Figures & data
Figure 1. Illustration of UV-induced activation of a single synapse. (A) In a neuron expressing LiGluR, a brief UV exposure (1 sec, arrow) triggered rapid depolarization and high-frequency firing of action potentials, which was terminated by a brief blue light (0.3 sec) stimulation. (B) In a neuron expressing both LiGluR and a synaptic maker protein synapsin-YFP, activity was induced by UV exposure and AMPAR amount at the activated synapse was reduced.
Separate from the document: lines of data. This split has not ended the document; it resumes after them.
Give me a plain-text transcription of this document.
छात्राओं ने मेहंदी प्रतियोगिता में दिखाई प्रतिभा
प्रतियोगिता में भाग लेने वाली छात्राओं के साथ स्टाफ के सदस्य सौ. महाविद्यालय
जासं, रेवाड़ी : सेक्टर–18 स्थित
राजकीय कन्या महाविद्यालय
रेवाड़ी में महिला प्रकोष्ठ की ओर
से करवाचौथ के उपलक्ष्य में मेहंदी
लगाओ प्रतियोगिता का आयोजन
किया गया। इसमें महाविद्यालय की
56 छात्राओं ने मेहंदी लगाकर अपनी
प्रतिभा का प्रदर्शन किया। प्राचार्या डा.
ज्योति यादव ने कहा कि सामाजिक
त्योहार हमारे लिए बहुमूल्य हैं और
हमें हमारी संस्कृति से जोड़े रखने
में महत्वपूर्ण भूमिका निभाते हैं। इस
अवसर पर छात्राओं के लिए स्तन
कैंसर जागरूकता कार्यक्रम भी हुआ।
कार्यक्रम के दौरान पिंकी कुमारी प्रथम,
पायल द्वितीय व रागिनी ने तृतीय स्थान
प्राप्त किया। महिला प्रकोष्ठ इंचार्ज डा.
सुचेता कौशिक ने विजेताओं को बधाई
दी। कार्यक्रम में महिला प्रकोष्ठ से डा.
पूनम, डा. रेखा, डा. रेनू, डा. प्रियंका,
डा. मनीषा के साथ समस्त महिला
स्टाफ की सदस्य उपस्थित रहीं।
Figure 2. Examination of AMPAR diffusion into the dendritic shaft. Following GluA1 immunostaining in UV treated neurons, LiGluR synapses were selected as indicated by synapsin-YFP (arrows) for line plotting (A and B). GluA1 intensity across the spine and base dendritic region was plotted (C). GluA1 intensity ratio of spine neck vs. base dendrite showed no difference between control and UV treated samples (D). (E and F) GluA1 intensity was measured at different dendritic sites flanking the activated spine. For each set of measurements, values were normalized to the mean of the two end sites (sites A and E). Control was from neurons transfected with the same constructs (LiGluR and syn-YFP), but treated with blue light only.
Figure 3. Chemical LTD does not occlude homeostatic AMPAR reduction. In neurons transfected with LiGluR and synapsin-YFP, NMDA (50 μM, 5 min) was applied to induce LTD, followed by UV stimulation. Both cell-surface and total amount of GluA1 was immunostained under non-permeant and permeant conditions, respectively. In the presence of chemical LTD, GluA1 still showed a reduction at the UV activated synapses (arrows) compared with the neighboring sites.